UK mortgage approvals decreased marginally in April and households made record deposits in individual savings accounts or ISAs to take advantage of higher interest rates, data released by the Bank of England showed on Friday.

The number of mortgage approvals dropped to 61,100 from 61,300 in March. Approvals were forecast to rise to 61,500.

Data showed that the effective interest rate on newly drawn mortgages climbed slightly by a basis point to 4.74 percent in April.

Mortgage lending increased to GBP 2.4 billion in April, while it was seen unchanged at GBP 0.5 billion.
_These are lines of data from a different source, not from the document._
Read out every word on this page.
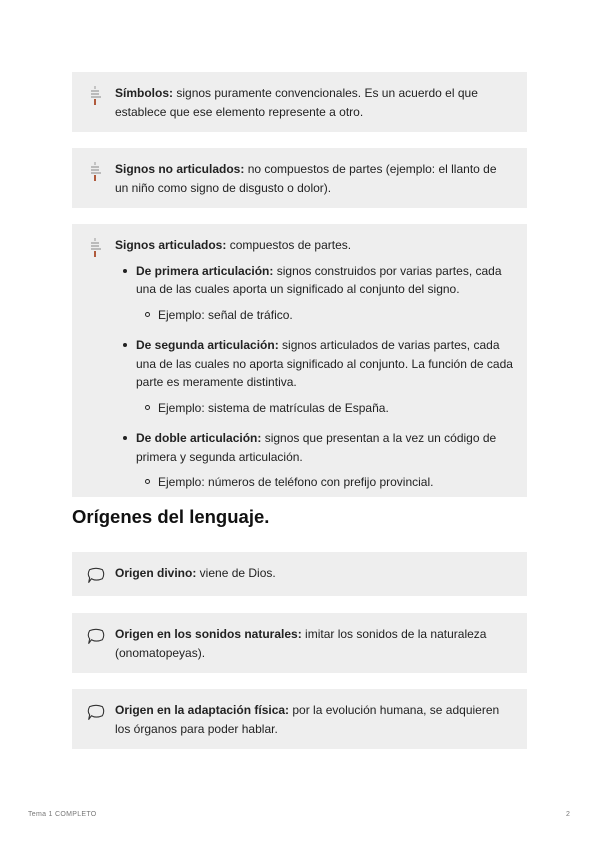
Símbolos: signos puramente convencionales. Es un acuerdo el que establece que ese elemento represente a otro.
Signos no articulados: no compuestos de partes (ejemplo: el llanto de un niño como signo de disgusto o dolor).
Signos articulados: compuestos de partes.
De primera articulación: signos construidos por varias partes, cada una de las cuales aporta un significado al conjunto del signo.
Ejemplo: señal de tráfico.
De segunda articulación: signos articulados de varias partes, cada una de las cuales no aporta significado al conjunto. La función de cada parte es meramente distintiva.
Ejemplo: sistema de matrículas de España.
De doble articulación: signos que presentan a la vez un código de primera y segunda articulación.
Ejemplo: números de teléfono con prefijo provincial.
Orígenes del lenguaje.
Origen divino: viene de Dios.
Origen en los sonidos naturales: imitar los sonidos de la naturaleza (onomatopeyas).
Origen en la adaptación física: por la evolución humana, se adquieren los órganos para poder hablar.
Tema 1 COMPLETO	2
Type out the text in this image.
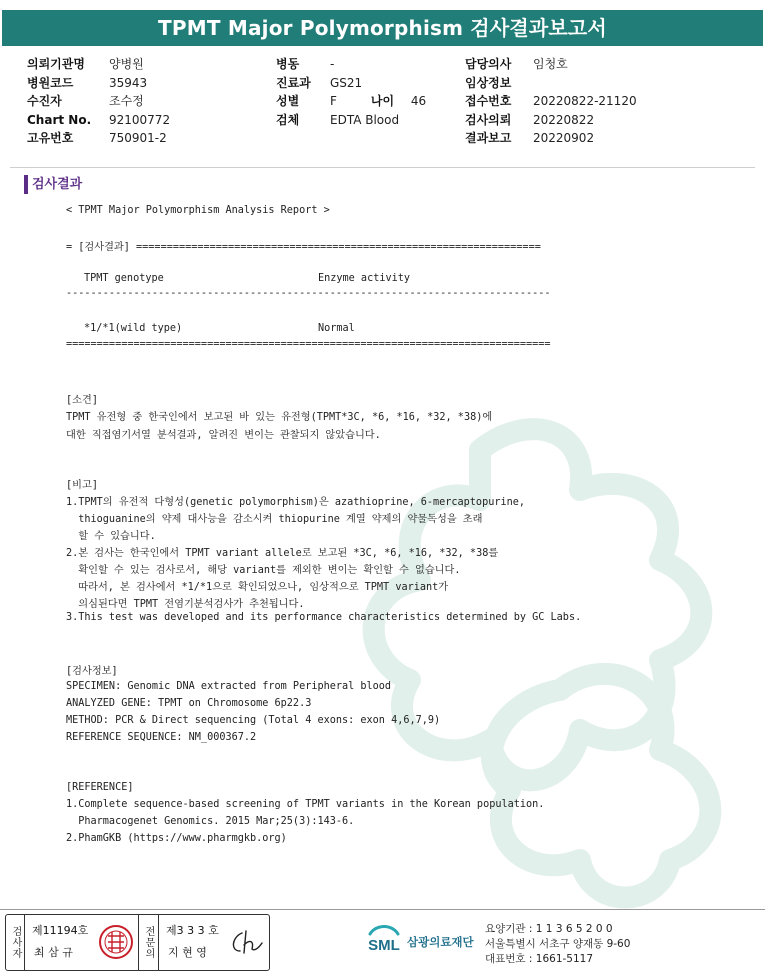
TPMT Major Polymorphism 검사결과보고서
의뢰기관명	양병원
병원코드	35943
수진자	조수정
Chart No.	92100772
고유번호	750901-2
병동	-
진료과	GS21
성별	F	나이	46
검체	EDTA Blood
담당의사	임청호
임상정보
접수번호	20220822-21120
검사의뢰	20220822
결과보고	20220902
검사결과
< TPMT Major Polymorphism Analysis Report >
= [검사결과] ==================================================================
TPMT genotype	Enzyme activity
-------------------------------------------------------------------------------
*1/*1(wild type)	Normal
===============================================================================
[소견]
TPMT 유전형 중 한국인에서 보고된 바 있는 유전형(TPMT*3C, *6, *16, *32, *38)에
대한 직접염기서열 분석결과, 알려진 변이는 관찰되지 않았습니다.
[비고]
1.TPMT의 유전적 다형성(genetic polymorphism)은 azathioprine, 6-mercaptopurine,
thioguanine의 약제 대사능을 감소시켜 thiopurine 계열 약제의 약물독성을 초래
할 수 있습니다.
2.본 검사는 한국인에서 TPMT variant allele로 보고된 *3C, *6, *16, *32, *38를
확인할 수 있는 검사로서, 해당 variant를 제외한 변이는 확인할 수 없습니다.
따라서, 본 검사에서 *1/*1으로 확인되었으나, 임상적으로 TPMT variant가
의심된다면 TPMT 전염기분석검사가 추천됩니다.
3.This test was developed and its performance characteristics determined by GC Labs.
[검사정보]
SPECIMEN: Genomic DNA extracted from Peripheral blood
ANALYZED GENE: TPMT on Chromosome 6p22.3
METHOD: PCR & Direct sequencing (Total 4 exons: exon 4,6,7,9)
REFERENCE SEQUENCE: NM_000367.2
[REFERENCE]
1.Complete sequence-based screening of TPMT variants in the Korean population.
Pharmacogenet Genomics. 2015 Mar;25(3):143-6.
2.PhamGKB (https://www.pharmgkb.org)
검사자 제11194호
최 삼 규	전문의 제3 3 3 호
지 현 영	SML 삼광의료재단
요양기관 : 1 1 3 6 5 2 0 0
서울특별시 서초구 양재동 9-60
대표번호 : 1661-5117
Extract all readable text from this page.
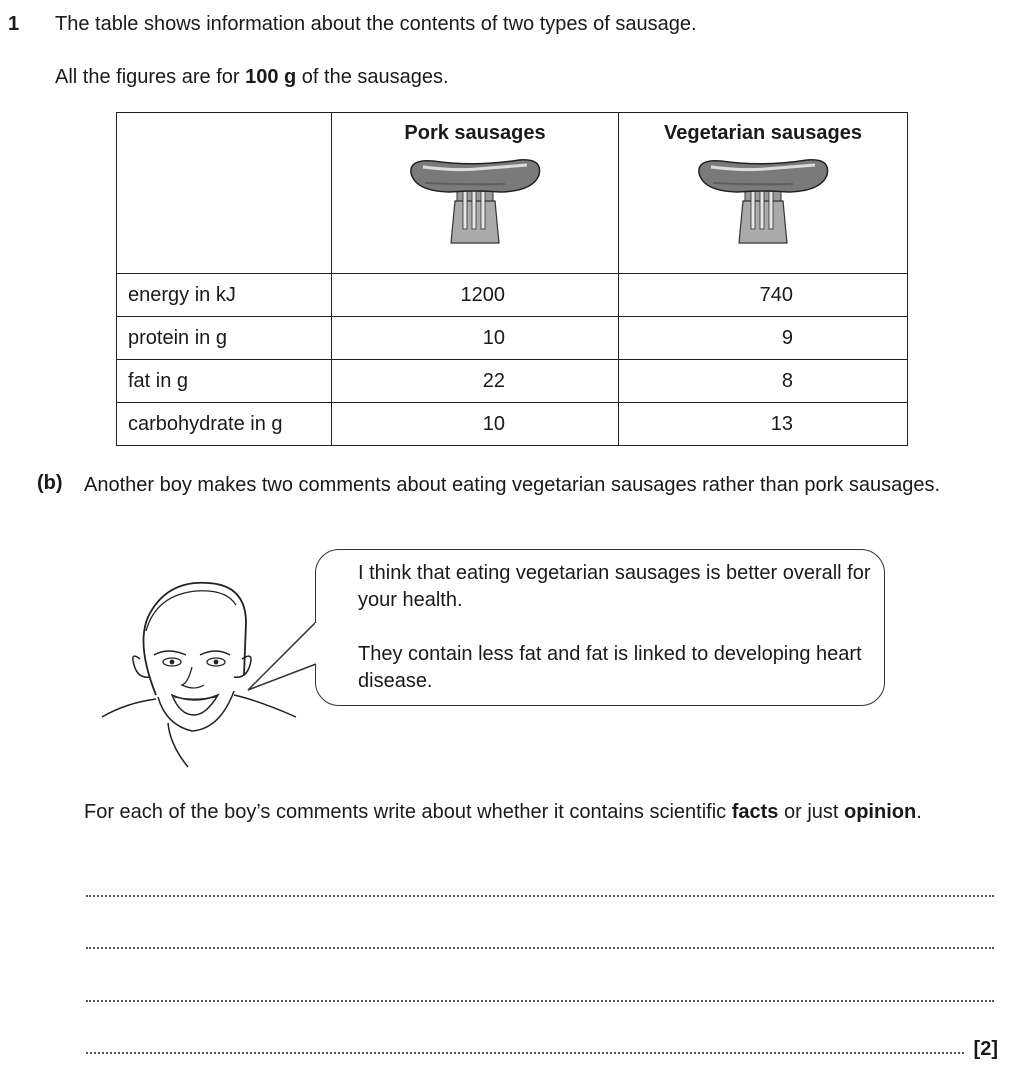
1 The table shows information about the contents of two types of sausage.
All the figures are for 100 g of the sausages.

	Pork sausages	Vegetarian sausages

energy in kJ	1200	740
protein in g	10	9
fat in g	22	8
carbohydrate in g	10	13
(b) Another boy makes two comments about eating vegetarian sausages rather than pork sausages.

I think that eating vegetarian sausages is better overall for your health.

They contain less fat and fat is linked to developing heart disease.

For each of the boy’s comments write about whether it contains scientific facts or just opinion.
[2]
The annual growth for net mortgage lending was 0.2 percent, in contrast to the 0.1 percent fall in March. This was the first annual increase since October 2022.

Gross lending rose slightly to GBP 20.6 billion from GBP 20.5 billion in March, its highest level since January 2023.

Net consumer credit borrowings halved to GBP 0.7 billion from GBP 1.4 billion a month ago. The expected level was GBP 1.5 billion. The fall reflects lower net borrowing through credit cards and through other forms of consumer credit.

Businesses repaid GBP 1.1 billion of loans to banks and building societies, slightly up from GBP 0.9 billion in March.

Borrowing by large businesses decreased 0.3 percent and lending to SMEs slid 4.6 percent annually in April.

Further, data showed that households’ holdings of money increased GBP 8.4 billion in April, the highest flow since September 2022.

Households deposited an additional GBP 11.7 billion into tax free ISAs, the highest on record.

Capital Economics’ economist Ashley Webb said money and lending figures indicate that the recent rebound in the housing market is cooling and households reined in their spending in April.

However, the economist still think interest rate cuts starting in the summer and further falls in inflation will mean the economic recovery this year will be stronger than most expect.

In May, the BoE had kept its interest rate unchanged for the sixth straight meeting at 5.25 percent, which was the highest since early 2008. The bank also signaled that the first rate cut since 2020 is on the horizon.